Early Life of Bal Gandharva
Bal Gandharva was born in the year 1885. But there is some controversy between 1885 and 1886. He was born Narayan Shripad Rajhans in Pune. He had a sweet cherubic face and divine voice. He started singing at public functions as a boy, and, heard by nationalist leader Bal Gangadhar Tilak. Bal Gangadhar Tilak was felicitated by him as Bal Gandharva as 'young celestial singer'. He joined the Kirloskar Natak Mandali in 1905 and breathed new life into it with the roles of Kirloskar's established heroines Shakuntala in Shakuntat and Subhadra in Sanbhadra, and created the brave-yet-coy part of Bhamini in Khadilkar's Manapaman i.e. 'Honour and Dishonour' in 1911.
Professional Life of Bal Gandharva
In 1913 Bal Gandharva established his own Gandharva Natak Mandali in partnership with Govindrao Tembe and Ganesh Bodas, who trained him in acting, and playwrights Khadilkar and Deval. The range of his characters was wide, from mythological to historical and social, but always emotionally expressive. His classical roles include Subhadra, Shakuntala, and Devyani or Khadilkar's Vidyaharan, his domestic ones are Bhamini, Sharada i.e. Deval's Sharada, Revati i.e. Deval's Samshaykallot, Sarojini i.e. Shripad Krishna Kolhatkar's Mukanayak, and the unforgettable, self-sacrificing Sindhu in Gadkari's Ekach pyala i.e. 'Just One Glass' in 1919. The elegance of his female impersonation made middle-class women emulate his style and costume, particularly the fashionable coiffures and drape of his saris. His posture epitomized the classical tribhangi i.e. thrice bent' pose of head and legs gently angled to the body, looking with three-quarters profile at the spectators. He influenced and set standards of aesthetic sensibility even for movies. But after entering into cinema he portrays the male saint-poet Eknath in Dharmatma i.e. 'Soul of Dharma' in 1935. But he soon rejected film acting as he was uncomfortable.

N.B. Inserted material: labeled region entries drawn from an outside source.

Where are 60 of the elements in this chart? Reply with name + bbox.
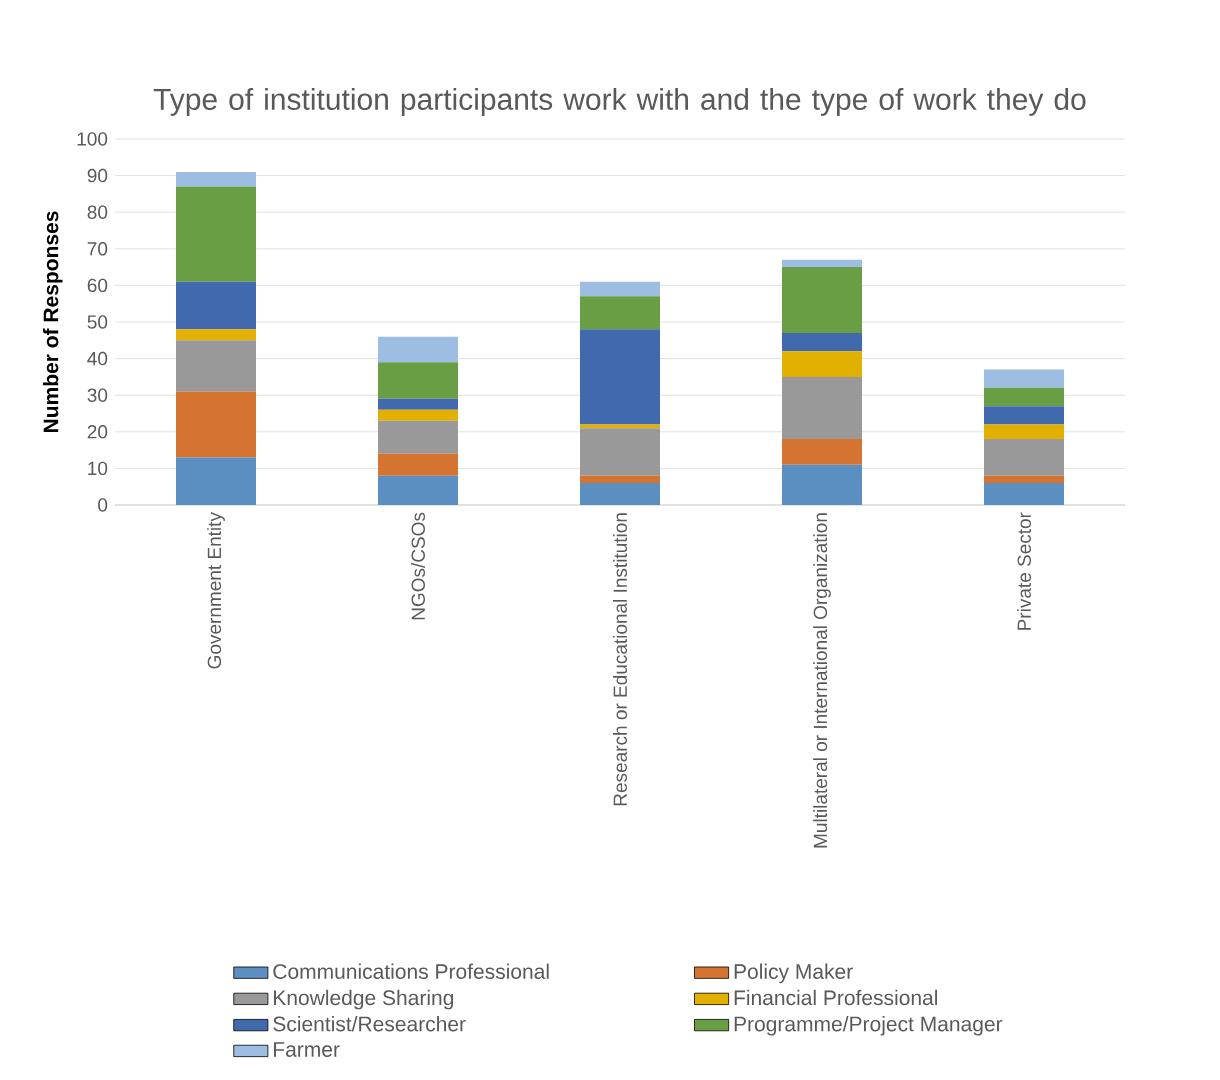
x-tick-label: Private Sector (1017, 512, 1031, 630)
y-axis-title: Number of Responses (42, 211, 63, 433)
bar (984, 369, 1064, 388)
bar (782, 351, 862, 377)
y-tick-label: 100 (77, 132, 108, 146)
bar (580, 475, 661, 484)
legend-label: Farmer (274, 1042, 340, 1057)
y-tick-label: 30 (87, 388, 108, 402)
bar (176, 186, 257, 282)
bar (984, 475, 1064, 484)
bar (378, 336, 458, 363)
x-tick-label: Government Entity (207, 512, 225, 669)
bar (984, 439, 1064, 476)
y-tick-label: 90 (87, 168, 108, 183)
legend-label: Communications Professional (273, 963, 549, 979)
y-tick-label: 20 (87, 425, 108, 439)
bar (580, 483, 661, 505)
bar (984, 406, 1064, 425)
legend-label: Policy Maker (734, 963, 853, 984)
legend-label: Scientist/Researcher (273, 1016, 466, 1032)
bar (580, 424, 661, 429)
bar (782, 439, 862, 465)
bar (176, 457, 257, 505)
y-tick-label: 70 (87, 242, 108, 256)
bar (176, 391, 257, 458)
bar (378, 475, 458, 505)
bar (378, 453, 458, 476)
legend-label: Knowledge Sharing (274, 989, 454, 1010)
legend-label: Programme/Project Manager (734, 1016, 1003, 1036)
bar (782, 267, 862, 333)
bar (984, 387, 1064, 407)
bar (176, 329, 257, 341)
x-tick-label: Multilateral or International Organization (813, 513, 831, 848)
bar (580, 281, 661, 297)
bar (782, 464, 862, 505)
bar (176, 171, 257, 187)
bar (176, 281, 257, 330)
bar (782, 332, 862, 352)
bar (580, 296, 661, 330)
bar (580, 329, 661, 425)
x-tick-label: Research or Educational Institution (613, 513, 627, 806)
x-tick-label: NGOs/CSOs (411, 512, 425, 620)
chart-title: Type of institution participants work with and the type of work they do (153, 87, 1086, 116)
bar (782, 259, 862, 268)
y-tick-label: 0 (98, 498, 108, 512)
y-tick-label: 10 (88, 461, 108, 476)
y-tick-label: 60 (87, 278, 108, 293)
bar (378, 420, 458, 454)
bar (176, 340, 257, 392)
bar (782, 376, 862, 440)
bar (378, 398, 458, 410)
y-tick-label: 40 (87, 351, 108, 366)
y-tick-label: 50 (87, 315, 108, 329)
legend-label: Financial Professional (734, 989, 938, 1006)
bar (378, 362, 458, 399)
y-tick-label: 80 (87, 205, 108, 219)
bar (984, 424, 1064, 440)
bar (378, 409, 458, 421)
bar (580, 428, 661, 476)
bar (984, 483, 1064, 505)
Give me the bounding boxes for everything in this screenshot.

Bal Gandharva learnt Indian classical music from Bhaskarbuwa Bakhle and employed it in evoking various rasas with unsurpassed dramatic intensity. He popularized Hindustani and Carnatic classical by basing his songs on authentic forms such as khayal, thumri, dadra, and ghazal, thereby reaching classical music from the concert halls into kitchens and women's rooms. He founded a vocal idiom conducive to acting with his clear, melodious voice, sense of rhythm, and endearing modulations. According to Tembe, he managed to achieve an impossible synthesis of organ and sarangi i.e. instruments completely diverse in nature and in his singing. Gandharva Natak Mandali also launched such great vocalists as Pandharpurkar Buwa, Vinayakrao Patwardhan, and 'Master' Krishnarao, and accompanists like Ahmadjan Tirakawa in tabla and Kadar Baksh in sarangi. Unfortunately, Bal Gandharva's extravagant tastes in personal and professional life led him into heavy debts. He was too proud to accept a purse of Rs 1.5 lakh collected by his rich fans. His company was famed for lavish sets such as arches and staircases, carpets, and period furniture, drapery of satin, velvet, and gold, the stage sprayed with perfume, and production budgets up to Rs 75,000. It carried on the work started by Kirloskar in popularizing Sangitnatakand eventually dominated the genre.
However, after the emergence of realistic Marathi theatre it gradually lost its hold. Ironically, Bal Gandharva left it in 1944 to perform elsewhere. He married the singer-actress Goharbai in 1955, and lived in retirement in Mumbai. This famous theatre personality died in the year of 1967.